By default, log4j creates the backup of a log file after a size limit, so the logstash receives duplicate logs from time to time.

  1. Is there any way to use an ID to avoid indexing duplicate data? Currently, I'm using custom document_id with a combination of @timestamp and ID field(see below my output filter). But, this seems to be overwriting the indexed data(correct me if I am wrong here). Instead, I would like to avoid indexing if it is a duplicate.

My Output filter

output{
   elasticsearch{
      hosts => ["http://localhost:9200"]
      index => "test"
      document_id => "%{@timestamp}_%{ID}"
   }
}

Any help here is appreciated. Thanks in advance

filebeat has a logstash module

doc_as_upsert directives allows creation of new document if the document_id does not exist in ES. ES will overwrite (update) document if the same document_id exists.

@ptamba thanks for the reply.
For the second question, I don't ES to update the file. Instead, i want logstash to ignore the duplicate. Is there any way i can do that?

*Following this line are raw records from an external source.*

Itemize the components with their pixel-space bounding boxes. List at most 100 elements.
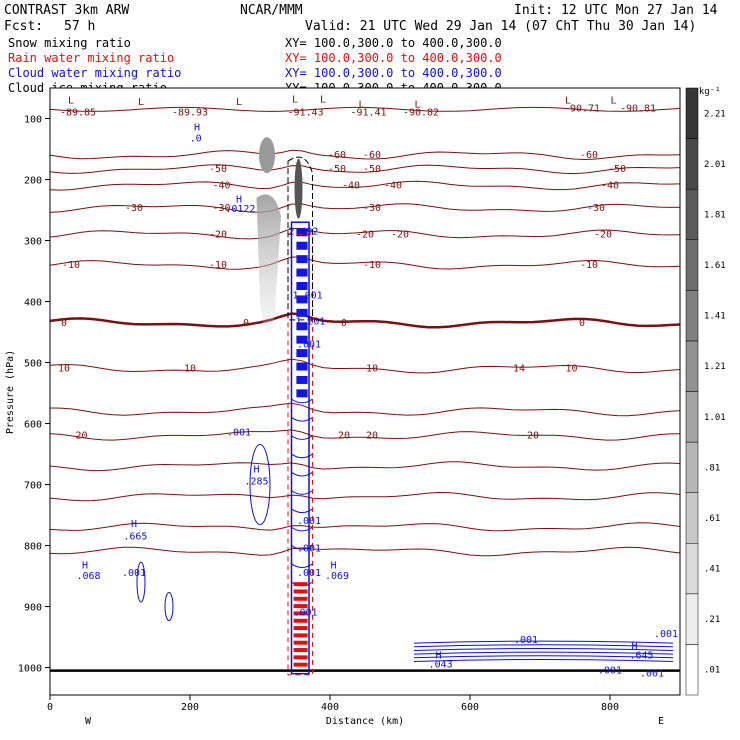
colorbar-label: 2.21 [704, 109, 726, 119]
extremum-label: .001 [297, 339, 321, 350]
colorbar-swatch [686, 543, 698, 594]
cloud-water-block [296, 269, 307, 277]
extremum-label: H [194, 123, 200, 134]
low-marker: L [414, 100, 420, 111]
contour-label: -20 [356, 229, 374, 240]
org-label: NCAR/MMM [240, 3, 303, 18]
y-tick-label: 900 [24, 603, 42, 614]
contour-label: -40 [601, 181, 619, 192]
rain-block [294, 648, 308, 652]
fcst-label: Fcst: [4, 19, 43, 34]
contour-label: 10 [565, 364, 577, 375]
cloud-water-block [296, 255, 307, 263]
contour-label: -40 [342, 181, 360, 192]
colorbar-label: 1.81 [704, 210, 726, 220]
field-name: Snow mixing ratio [8, 36, 131, 50]
x-tick-label: 600 [461, 702, 479, 713]
x-axis-label: Distance (km) [326, 716, 404, 727]
cloud-water-block [296, 242, 307, 250]
extremum-label: H [253, 464, 259, 475]
cloud-water-block [296, 376, 307, 384]
colorbar-swatch [686, 392, 698, 443]
x-tick-label: 800 [601, 702, 619, 713]
colorbar-swatch [686, 139, 698, 190]
east-label: E [658, 716, 664, 727]
rain-block [294, 582, 308, 586]
extremum-label: .0 [190, 134, 202, 145]
colorbar-label: 1.41 [704, 312, 726, 322]
extremum-label: .001 [598, 666, 622, 677]
colorbar-label: .01 [704, 666, 720, 676]
field-xy: XY= 100.0,300.0 to 400.0,300.0 [285, 66, 502, 80]
extremum-label: H [82, 561, 88, 572]
rain-block [294, 663, 308, 667]
extremum-label: 2.492 [288, 226, 318, 237]
rain-block [294, 655, 308, 659]
contour-label: -10 [62, 260, 80, 271]
contour-label: -20 [391, 229, 409, 240]
extremum-label: .068 [76, 571, 100, 582]
contour-label: -10 [580, 260, 598, 271]
field-xy: XY= 100.0,300.0 to 400.0,300.0 [285, 36, 502, 50]
extremum-label: H [131, 519, 137, 530]
colorbar-label: .21 [704, 615, 720, 625]
contour-label: 20 [366, 431, 378, 442]
colorbar-label: .41 [704, 565, 720, 575]
x-tick-label: 0 [47, 702, 53, 713]
plot-area: -89.85 -89.93 -91.43 -91.41 -90.82 -90.71 -90.… [18, 88, 680, 713]
y-axis-label: Pressure (hPa) [5, 350, 16, 434]
extremum-label: .001 [297, 568, 321, 579]
cloud-water-block [296, 282, 307, 290]
contour-label: -50 [608, 164, 626, 175]
colorbar-swatch [686, 442, 698, 493]
y-tick-label: 800 [24, 542, 42, 553]
contour-label: 0 [61, 318, 67, 329]
low-marker: L [68, 95, 74, 106]
contour-label: -91.43 [287, 107, 323, 118]
rain-block [294, 597, 308, 601]
contour-label: -30 [587, 203, 605, 214]
colorbar-label: .81 [704, 463, 720, 473]
colorbar-label: 1.21 [704, 362, 726, 372]
contour-label: -89.85 [60, 107, 96, 118]
model-title: CONTRAST 3km ARW [4, 3, 129, 18]
contour-label: -60 [328, 150, 346, 161]
contour-label: 14 [513, 364, 525, 375]
contour-label: 20 [338, 431, 350, 442]
contour-label: -30 [125, 203, 143, 214]
colorbar-swatch [686, 341, 698, 392]
colorbar: g kg⁻¹ .01.21.41.61.811.011.211.411.611.… [686, 87, 726, 695]
field-legend: Snow mixing ratio XY= 100.0,300.0 to 400.… [8, 36, 502, 95]
extremum-label: .001 [514, 635, 538, 646]
colorbar-swatch [686, 644, 698, 695]
y-tick-label: 500 [24, 359, 42, 370]
contour-label: -30 [363, 203, 381, 214]
colorbar-label: 2.01 [704, 160, 726, 170]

i haven't tried this but specifying action create appears to avoid overwriting an existing document

" * create: indexes a document, fails if a document by that id already exists in the index. "

action => "create"

Yes, the above action option is avoiding the duplicate to index. But, since this is in output plugin, I can see the duplicates passing through all my filter plugin operations which is kind of redundant.
Is there any way to identify the duplicate before the filter plugin and avoid it?

not that i’m aware of.

@ptamba Yes, I can use filebeat agent and point the output to my Logstash instance.
But, in my case there are 100s of users. Do I need to manually install filebeat in each system. Is there any simpler way to do this?
Thank You

if you want to use filebeat to collect logs on those systems then yes you have to install it on every system.

This topic was automatically closed 28 days after the last reply. New replies are no longer allowed.